You do realize that the generals and the rich have always ruled? I mean, the generals and the rich ruled in Athens, in Classical days; in Rome, before, during, and after the transition from formal Republic to (inside joke) Principate; in France during their Revolution; and everywhere since the Industrial Revolution.
It is my job as a writer to advise you, Dear Reader, that the generals and the rich ruled Asians societies, too: the ideological structure of mediation of the domination of the rich through the intellectual hurdle of memorization was a superb governmental reform, but it did produce an over-emphasis on stasis.
Now, given that frame, I draw your attention to the Crimean War. If one — that is, if You, the reader — adopts the framework, outlined in this blog last month, of Orwell’s prescient picture of three super-states, Russia, America, and China, constantly warring over the resources of South and West Asia [what we Eurocentrically-educated tend to call “the Middle East”], Africa, and Latin America, then the Crimean War is in some real sense the first brush (to employ Orwell’s terminology) of Eurasia fighting Oceania.
The Crimean War was basically an exercise, let us recall, in sea power: the leaders of Oceania asserted that their navies could invade the Black Sea, hitherto a Eurasian lake, and at will seize the main Russian Imperial naval base at Sebastopol. [It is the primary function of an effective naval force, surely, to repel naval-borne assaults on the territory of the nation.] Once the siege had been brought to a successful conclusion, that was it: Eurasia sued for peace.

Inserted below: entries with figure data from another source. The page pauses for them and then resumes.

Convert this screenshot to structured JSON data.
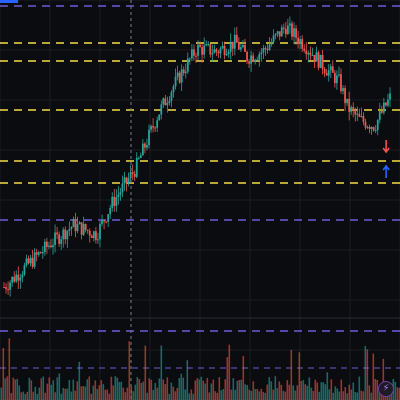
{
  "colors": {
    "background": "#0b0c0f",
    "grid": "#1a1c22",
    "bull": "#26a69a",
    "bear": "#ef5350",
    "yellow_level": "#f5dd43",
    "purple_level": "#6f59d9",
    "crosshair": "#787b86",
    "arrow_down": "#ef5350",
    "arrow_up": "#2962ff"
  },
  "toolbar": {
    "lightning_icon": "lightning-icon",
    "lightning_glyph": "⚡"
  },
  "chart_data": {
    "type": "candlestick",
    "title": "",
    "xlabel": "",
    "ylabel": "",
    "ylim": [
      0,
      100
    ],
    "grid": true,
    "price_path": [
      {
        "t": 0,
        "close": 10
      },
      {
        "t": 6,
        "close": 17
      },
      {
        "t": 12,
        "close": 24
      },
      {
        "t": 18,
        "close": 30
      },
      {
        "t": 24,
        "close": 27
      },
      {
        "t": 28,
        "close": 37
      },
      {
        "t": 34,
        "close": 48
      },
      {
        "t": 40,
        "close": 66
      },
      {
        "t": 44,
        "close": 75
      },
      {
        "t": 50,
        "close": 87
      },
      {
        "t": 55,
        "close": 86
      },
      {
        "t": 60,
        "close": 89
      },
      {
        "t": 63,
        "close": 84
      },
      {
        "t": 67,
        "close": 86
      },
      {
        "t": 73,
        "close": 94
      },
      {
        "t": 78,
        "close": 88
      },
      {
        "t": 83,
        "close": 81
      },
      {
        "t": 87,
        "close": 76
      },
      {
        "t": 89,
        "close": 68
      },
      {
        "t": 92,
        "close": 64
      },
      {
        "t": 96,
        "close": 62
      },
      {
        "t": 100,
        "close": 71
      }
    ],
    "levels": [
      {
        "kind": "support-resistance",
        "style": "yellow",
        "value": 93
      },
      {
        "kind": "support-resistance",
        "style": "yellow",
        "value": 89
      },
      {
        "kind": "support-resistance",
        "style": "yellow",
        "value": 77
      },
      {
        "kind": "support-resistance",
        "style": "yellow",
        "value": 64
      },
      {
        "kind": "support-resistance",
        "style": "yellow",
        "value": 58
      },
      {
        "kind": "band",
        "style": "purple",
        "value": 100
      },
      {
        "kind": "band",
        "style": "purple",
        "value": 48
      },
      {
        "kind": "band",
        "style": "purple",
        "value": 20
      }
    ],
    "crosshair_t": 35,
    "signals": [
      {
        "t": 99,
        "direction": "down"
      },
      {
        "t": 99,
        "direction": "up"
      }
    ],
    "volume_relative": "random-bars"
  }
}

That defeat was traumatic for the Russian political and social sense of itself: the reigning tsar died, possibly of a broken heart, and the new tsar, his son, announced almost immediately an intention radically to revise the social and political arrangements of the Empire. So severely had the defeat shaken the legitimacy of the Autocracy, that he was obliged to abolish serfdom from above, he said, before it was abolished for him from below. Literary expression of the impact was equally shattering. For one example, Count Leo Tolstoy, perhaps — not in my personal opinion, mind you, I’m a diehard advocate of Dostoevsky, but alas! that is a minority view — the greatest writer Russia produced since the death of Pushkin, first burst into public prominence with his dramatic depiction of the siege, Sebastopol. If you, the reader, would like my opinions to cite some authority for the above analysis, wikipedia says
More recently, historians Andrew Lambert and Winfried Baumgart have argued that, first, Britain was following a geopolitical strategy in aiming to destroy a fledgling Russian Navy which might challenge the Royal Navy for control of the seas, and second that the war was a joint European response to a century of Russian expansion not just southwards but also into western Europe.
So if there is, insofar as there is now, a super-state stretching from the Dnieper River to the Bering Straits, its rulers are committed to making any repetition of the humiliation of the Crimean War impossible. Both the elites in charge and the population at large are going to agree on that goal, the charms of Europeanization notwithstanding. The bleating, as I have termed it, of the propaganda babblers of the American Imperial Ministry of Truth, such as that of Michael Ignatieff already cited in the course of this post, amount to transparent warmongering.
But that is what we have come to expect: virtually continuous warfare among three great powers, with no vital interests at stake — except to continue the wars for ever.